A pure-Java arithmetics parser
Well, it’s been over a month since the last post…I’ll try and post more often in the near future.
Anyway, one of the things I did in the past month was to write a parser for arithmetic expressions by hand. This was mainly inspired by Sven Efftinge’s blog and the workshop I gave which showed that explaining such a parser is actually quite hard. Sven’s movie which actually showed the call stack is rather more enlightening than any verbal account of the matter, so I started thinking about how to do the same thing but then interactively (and without the need to do a voice over which I don’t like to do since I hate hearing my own voice). In the end, I figured that Eclipse’s debugger already provides that functionality so a parser (and lexer) hand-written in Java should already do the trick.
The parser can be found alongside the Xtext workshop material I published earlier on Google Code. Remarks:
- It is a regular Eclipse project which doesn’t use anything beyond a standard Java JRE (>=5) and JUnit4.

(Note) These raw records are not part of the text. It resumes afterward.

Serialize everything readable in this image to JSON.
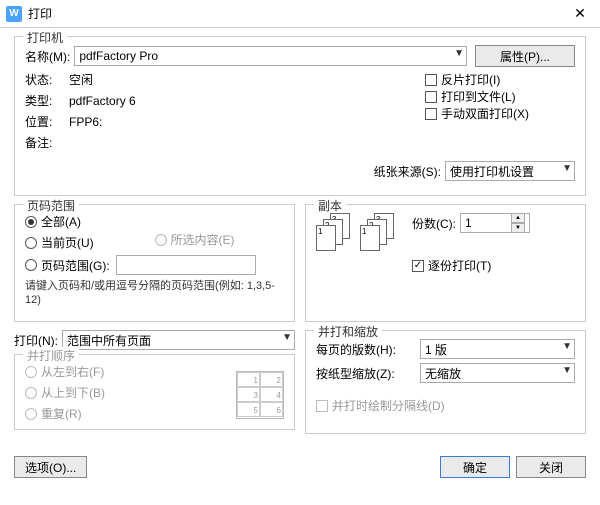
{
  "title": "打印",
  "printer_group": "打印机",
  "name_label": "名称(M):",
  "name_value": "pdfFactory Pro",
  "properties_button": "属性(P)...",
  "status_label": "状态:",
  "status_value": "空闲",
  "type_label": "类型:",
  "type_value": "pdfFactory 6",
  "location_label": "位置:",
  "location_value": "FPP6:",
  "comment_label": "备注:",
  "reverse_print": "反片打印(I)",
  "print_to_file": "打印到文件(L)",
  "manual_duplex": "手动双面打印(X)",
  "paper_source_label": "纸张来源(S):",
  "paper_source_value": "使用打印机设置",
  "page_range_group": "页码范围",
  "all_pages": "全部(A)",
  "current_page": "当前页(U)",
  "selection": "所选内容(E)",
  "page_range": "页码范围(G):",
  "range_hint": "请键入页码和/或用逗号分隔的页码范围(例如: 1,3,5-12)",
  "print_label": "打印(N):",
  "print_value": "范围中所有页面",
  "order_group": "并打顺序",
  "left_to_right": "从左到右(F)",
  "top_to_bottom": "从上到下(B)",
  "repeat": "重复(R)",
  "copies_group": "副本",
  "copies_label": "份数(C):",
  "copies_value": "1",
  "collate": "逐份打印(T)",
  "zoom_group": "并打和缩放",
  "pages_per_sheet_label": "每页的版数(H):",
  "pages_per_sheet_value": "1 版",
  "scale_label": "按纸型缩放(Z):",
  "scale_value": "无缩放",
  "draw_separator": "并打时绘制分隔线(D)",
  "options_button": "选项(O)...",
  "ok_button": "确定",
  "close_button": "关闭"
}
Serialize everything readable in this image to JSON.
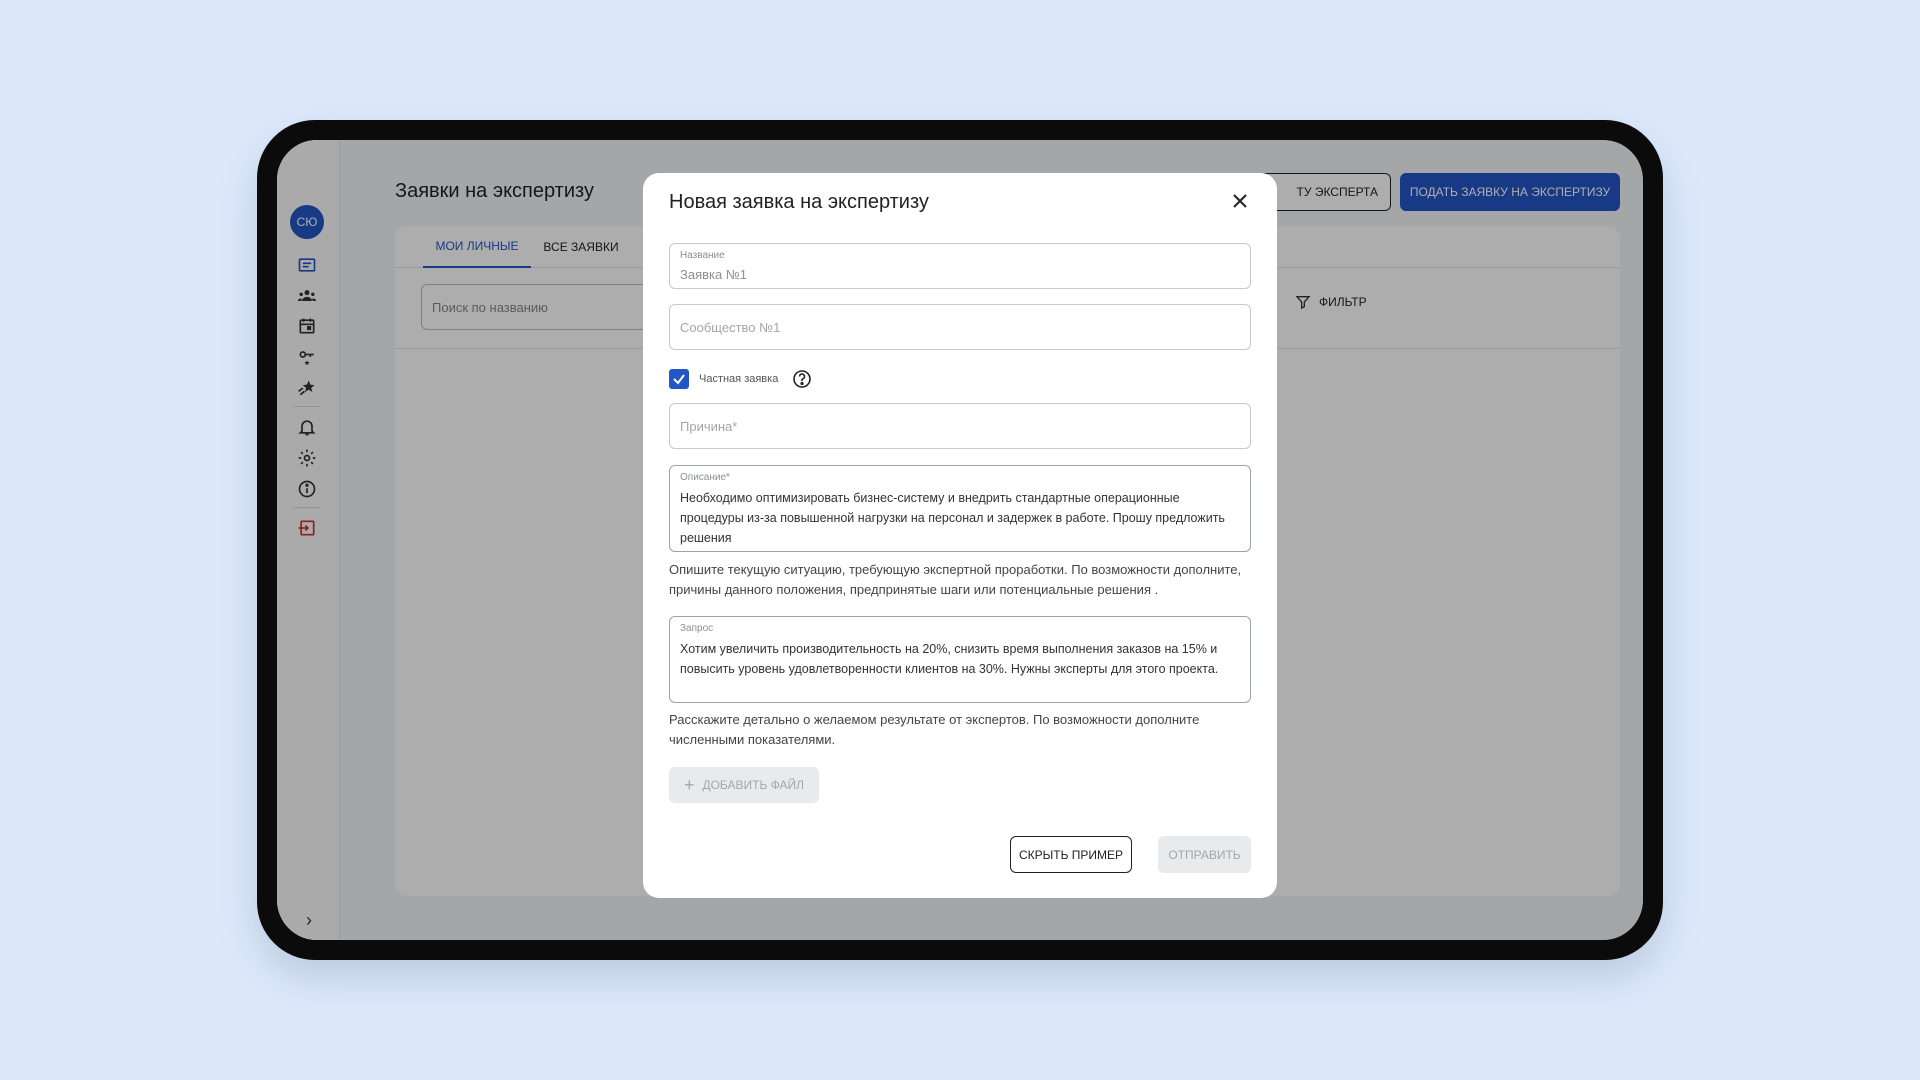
{
  "sidebar": {
    "avatar_initials": "СЮ",
    "icons": [
      "folder-icon",
      "users-icon",
      "calendar-icon",
      "key-icon",
      "star-icon",
      "bell-icon",
      "gear-icon",
      "info-icon",
      "logout-icon"
    ],
    "expand_icon": "chevron-right-icon"
  },
  "header": {
    "title": "Заявки на экспертизу",
    "expert_button_label": "ТУ ЭКСПЕРТА",
    "submit_button_label": "ПОДАТЬ ЗАЯВКУ НА ЭКСПЕРТИЗУ"
  },
  "tabs": [
    {
      "label": "МОИ ЛИЧНЫЕ",
      "active": true
    },
    {
      "label": "ВСЕ ЗАЯВКИ",
      "active": false
    }
  ],
  "search": {
    "placeholder": "Поиск по названию"
  },
  "filter": {
    "label": "ФИЛЬТР"
  },
  "modal": {
    "title": "Новая заявка на экспертизу",
    "name_field": {
      "label": "Название",
      "value": "Заявка №1"
    },
    "community_field": {
      "placeholder": "Сообщество №1"
    },
    "private_checkbox": {
      "label": "Частная заявка",
      "checked": true
    },
    "reason_field": {
      "placeholder": "Причина*"
    },
    "description_field": {
      "label": "Описание*",
      "value": "Необходимо оптимизировать бизнес-систему и внедрить стандартные операционные процедуры из-за повышенной нагрузки на персонал и задержек в работе. Прошу предложить решения"
    },
    "description_hint": "Опишите текущую ситуацию, требующую экспертной проработки. По возможности дополните, причины данного положения, предпринятые шаги или потенциальные решения .",
    "request_field": {
      "label": "Запрос",
      "value": "Хотим увеличить производительность на 20%, снизить время выполнения заказов на 15% и повысить уровень удовлетворенности клиентов на 30%. Нужны эксперты для этого проекта."
    },
    "request_hint": "Расскажите детально о желаемом результате от экспертов. По возможности дополните численными показателями.",
    "add_file_label": "ДОБАВИТЬ ФАЙЛ",
    "hide_example_label": "СКРЫТЬ ПРИМЕР",
    "send_label": "ОТПРАВИТЬ"
  },
  "colors": {
    "accent": "#2456c6",
    "logout": "#d32f2f",
    "background": "#dde9fb"
  }
}
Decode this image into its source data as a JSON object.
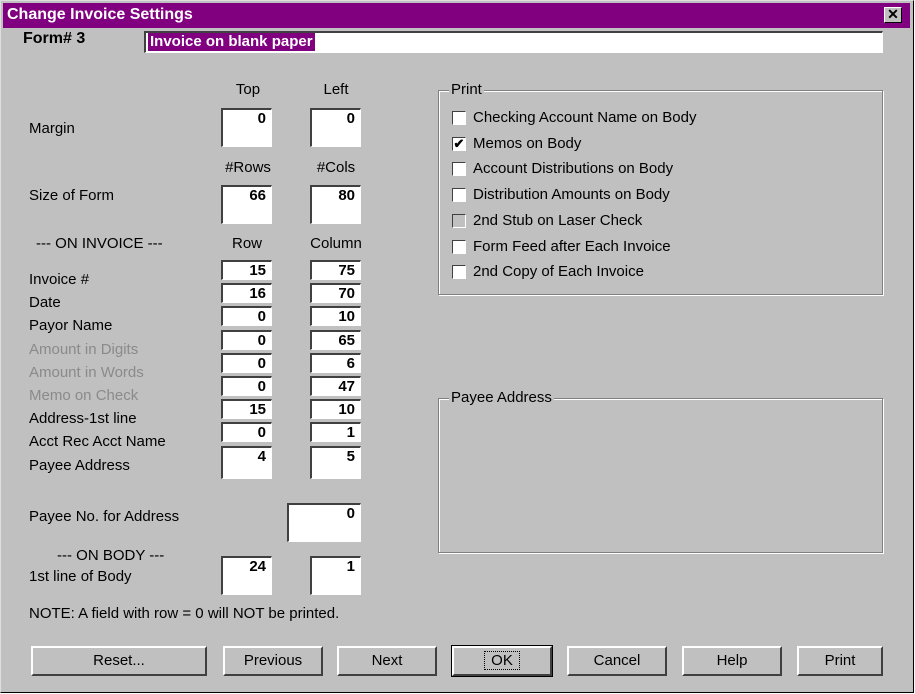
{
  "window": {
    "title": "Change Invoice Settings",
    "close_glyph": "✕"
  },
  "form": {
    "label": "Form# 3",
    "name": "Invoice on blank paper"
  },
  "headers": {
    "top": "Top",
    "left": "Left",
    "rows": "#Rows",
    "cols": "#Cols",
    "on_invoice": "--- ON INVOICE ---",
    "row": "Row",
    "column": "Column",
    "on_body": "--- ON BODY ---"
  },
  "margin": {
    "label": "Margin",
    "top": "0",
    "left": "0"
  },
  "size": {
    "label": "Size of Form",
    "rows": "66",
    "cols": "80"
  },
  "fields": [
    {
      "label": "Invoice #",
      "row": "15",
      "col": "75",
      "disabled": false
    },
    {
      "label": "Date",
      "row": "16",
      "col": "70",
      "disabled": false
    },
    {
      "label": "Payor Name",
      "row": "0",
      "col": "10",
      "disabled": false
    },
    {
      "label": "Amount in Digits",
      "row": "0",
      "col": "65",
      "disabled": true
    },
    {
      "label": "Amount in Words",
      "row": "0",
      "col": "6",
      "disabled": true
    },
    {
      "label": "Memo on Check",
      "row": "0",
      "col": "47",
      "disabled": true
    },
    {
      "label": "Address-1st line",
      "row": "15",
      "col": "10",
      "disabled": false
    },
    {
      "label": "Acct Rec Acct Name",
      "row": "0",
      "col": "1",
      "disabled": false
    },
    {
      "label": "Payee Address",
      "row": "4",
      "col": "5",
      "disabled": false
    }
  ],
  "payee_no": {
    "label": "Payee No. for Address",
    "value": "0"
  },
  "body_line": {
    "label": "1st line of Body",
    "row": "24",
    "col": "1"
  },
  "note": "NOTE: A field with row = 0 will NOT be printed.",
  "print_group": {
    "legend": "Print",
    "items": [
      {
        "label": "Checking Account Name on Body",
        "checked": false,
        "disabled": false
      },
      {
        "label": "Memos on Body",
        "checked": true,
        "disabled": false
      },
      {
        "label": "Account Distributions on Body",
        "checked": false,
        "disabled": false
      },
      {
        "label": "Distribution Amounts on Body",
        "checked": false,
        "disabled": false
      },
      {
        "label": "2nd Stub on Laser Check",
        "checked": false,
        "disabled": true
      },
      {
        "label": "Form Feed after Each Invoice",
        "checked": false,
        "disabled": false
      },
      {
        "label": "2nd Copy of Each Invoice",
        "checked": false,
        "disabled": false
      }
    ]
  },
  "payee_group": {
    "legend": "Payee Address"
  },
  "buttons": {
    "reset": "Reset...",
    "previous": "Previous",
    "next": "Next",
    "ok": "OK",
    "cancel": "Cancel",
    "help": "Help",
    "print": "Print"
  }
}
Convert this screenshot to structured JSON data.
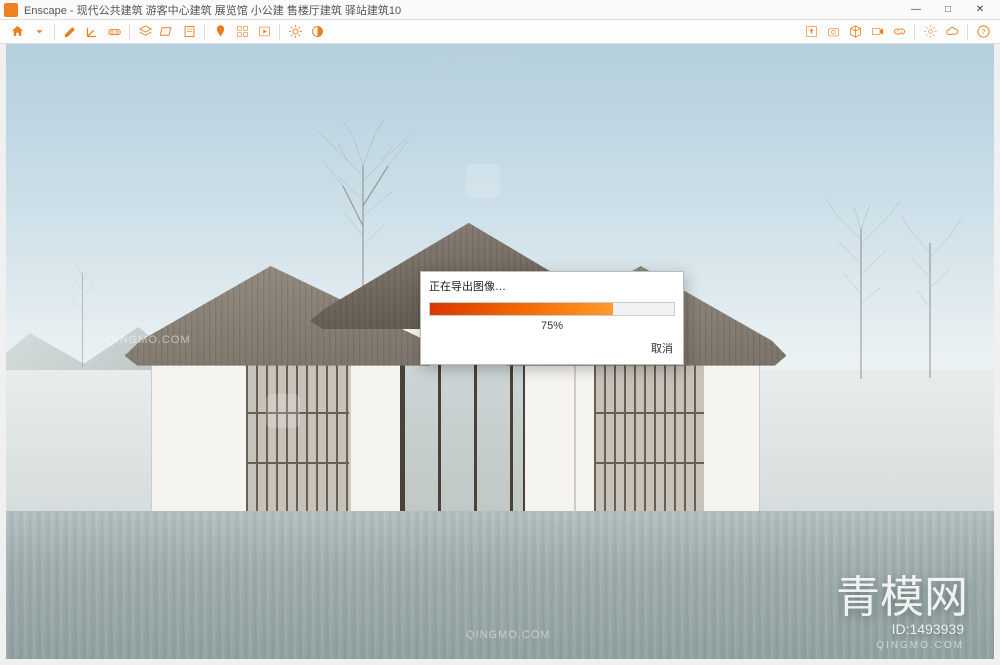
{
  "window": {
    "app_name": "Enscape",
    "title_sep": " - ",
    "document_title": "现代公共建筑 游客中心建筑 展览馆 小公建 售楼厅建筑 驿站建筑10",
    "controls": {
      "minimize": "—",
      "maximize": "□",
      "close": "✕"
    }
  },
  "toolbar": {
    "icons": {
      "home": "home-icon",
      "pencil": "pencil-icon",
      "axis": "axis-icon",
      "goggle": "goggles-icon",
      "layer": "layer-icon",
      "plane": "plane-icon",
      "notes": "notes-icon",
      "pin": "pin-icon",
      "grid": "grid-icon",
      "play": "play-icon",
      "sun": "sun-icon",
      "mono": "monochrome-icon"
    },
    "right_icons": {
      "export": "export-icon",
      "camera": "camera-icon",
      "cube": "cube-icon",
      "film": "film-icon",
      "link": "link-icon",
      "gear": "settings-icon",
      "cloud": "cloud-icon",
      "help": "help-icon"
    }
  },
  "dialog": {
    "title": "正在导出图像…",
    "progress_percent": 75,
    "progress_text": "75%",
    "cancel_label": "取消"
  },
  "watermarks": {
    "qingmo": "QINGMO.COM",
    "brand": "青模网",
    "id_label": "ID:1493939",
    "brand_sub": "QINGMO.COM"
  },
  "colors": {
    "accent": "#f08020",
    "progress_start": "#d93800",
    "progress_end": "#ff9a2e"
  }
}
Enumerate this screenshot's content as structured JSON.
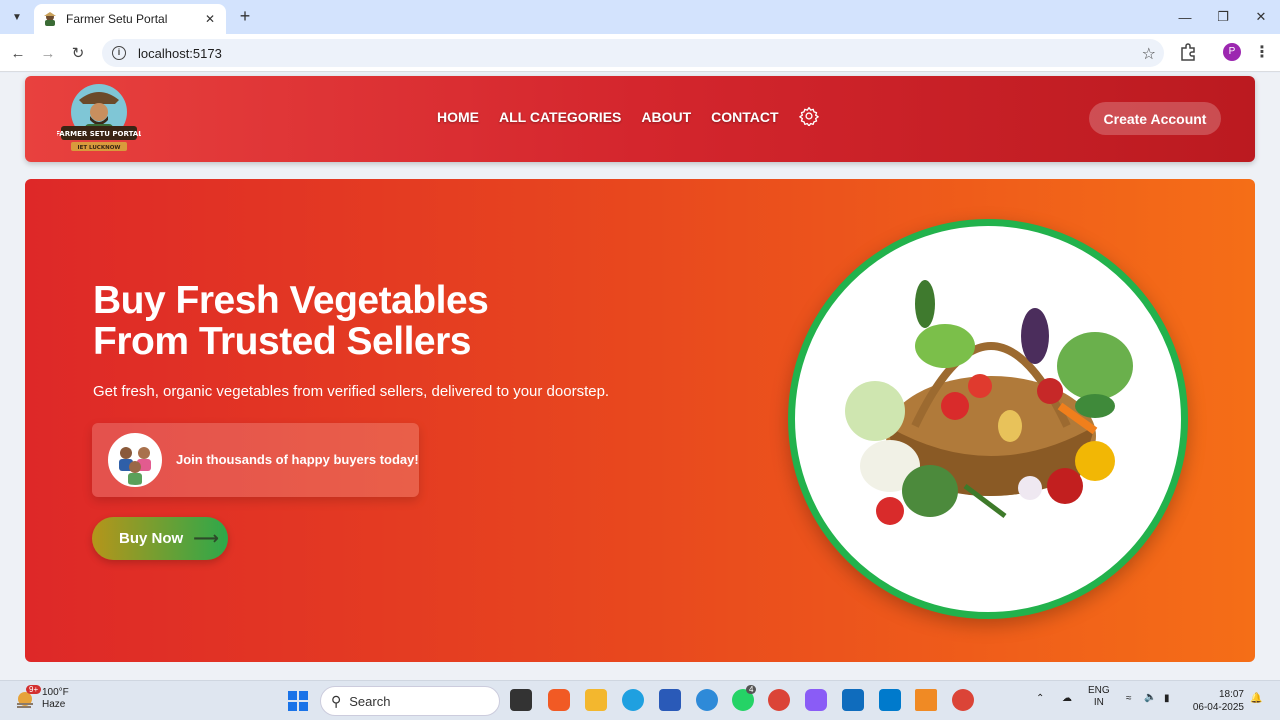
{
  "browser": {
    "tab_title": "Farmer Setu Portal",
    "new_tab": "+",
    "url": "localhost:5173",
    "profile_initial": "P"
  },
  "site": {
    "logo_text": "FARMER SETU PORTAL",
    "logo_subtext": "IET LUCKNOW",
    "nav": [
      "HOME",
      "ALL CATEGORIES",
      "ABOUT",
      "CONTACT"
    ],
    "create_account": "Create Account"
  },
  "hero": {
    "title_line1": "Buy Fresh Vegetables",
    "title_line2": "From Trusted Sellers",
    "subtitle": "Get fresh, organic vegetables from verified sellers, delivered to your doorstep.",
    "join_text": "Join thousands of happy buyers today!",
    "buy_now": "Buy Now",
    "ring_color": "#22b24c"
  },
  "taskbar": {
    "weather_badge": "9+",
    "temperature": "100°F",
    "condition": "Haze",
    "search_placeholder": "Search",
    "whatsapp_badge": "4",
    "lang_line1": "ENG",
    "lang_line2": "IN",
    "time": "18:07",
    "date": "06-04-2025"
  },
  "colors": {
    "header_start": "#e8413e",
    "header_end": "#bb1a20",
    "hero_start": "#de2828",
    "hero_end": "#f56e17"
  }
}
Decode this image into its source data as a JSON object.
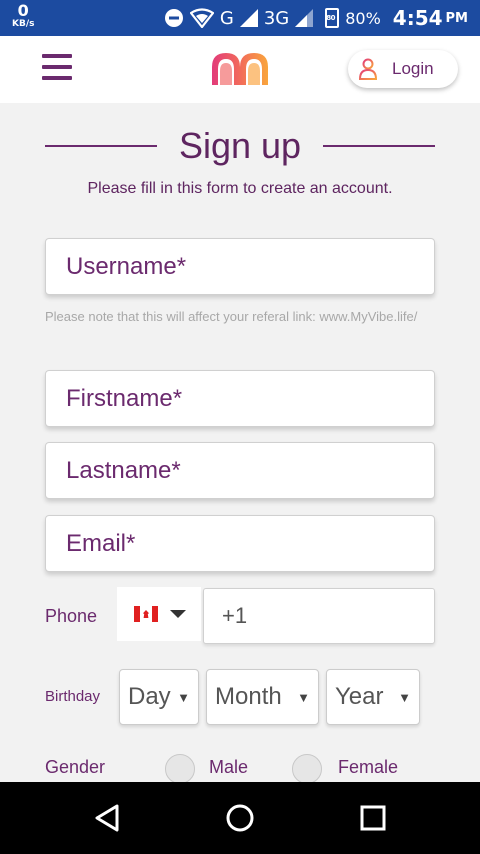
{
  "status_bar": {
    "speed_value": "0",
    "speed_unit": "KB/s",
    "network_g": "G",
    "network_3g": "3G",
    "battery_badge": "80",
    "battery_percent": "80%",
    "time": "4:54",
    "ampm": "PM"
  },
  "header": {
    "login_label": "Login"
  },
  "form": {
    "title": "Sign up",
    "subtitle": "Please fill in this form to create an account.",
    "username_placeholder": "Username*",
    "username_note": "Please note that this will affect your referal link: www.MyVibe.life/",
    "firstname_placeholder": "Firstname*",
    "lastname_placeholder": "Lastname*",
    "email_placeholder": "Email*",
    "phone_label": "Phone",
    "phone_value": "+1",
    "phone_flag": "canada-flag-icon",
    "birthday_label": "Birthday",
    "day_value": "Day",
    "month_value": "Month",
    "year_value": "Year",
    "gender_label": "Gender",
    "gender_options": [
      "Male",
      "Female"
    ]
  },
  "colors": {
    "status_bar": "#1c4ba0",
    "brand_purple": "#6b2a6e",
    "background": "#f2f2f2"
  }
}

- The project contains three parser classes: ParserWithLeftAssociativity, ParserWithSomeRightAssociativity and ParserWithSomeNonAssociativity -the correspondence (to Sven’s blog) should be obvious 😉
- The parsers share a common lexer implementation and the two latter parsers derive from the first one both for convenience and for sake of clarity -again, the correspondence should be obvious.
- I matched the parser implementation with the structure of the Xtext grammar definition and also (to a limited extent) with the structure of a generated Antlr-based parser. Comments refer to bits of the grammar which are being matched at that point in the code.
- Arithmetic expression can contain identifiers (matching /[a-zA-Z]+/) which are essentially defined on-the-fly. I added this to make the lexer slightly more interesting.
- I didn’t try and match the structure of the lexer to that of an Xtext-generated one. Instead, it’s rather free-form and doesn’t follow any particular lexer pattern I know (e.g., from the “Dragon book”): I’ve gone for a “whatever works and communicates” approach -I hope it communicates to you as well 😉
- Error detection, reporting and recovery is basic…at most. (The parser behaves slightly better than the lexer.)
- Unit tests are not too good (or actually not asserting anything for the lexer…).
To see the parser and its rule call stack, simply enable a breakpoint at Parser#ruleExpression and run a unit test in debug mode. Let me you know if you find bugs, have possible enhancements or think this is useful (or not!).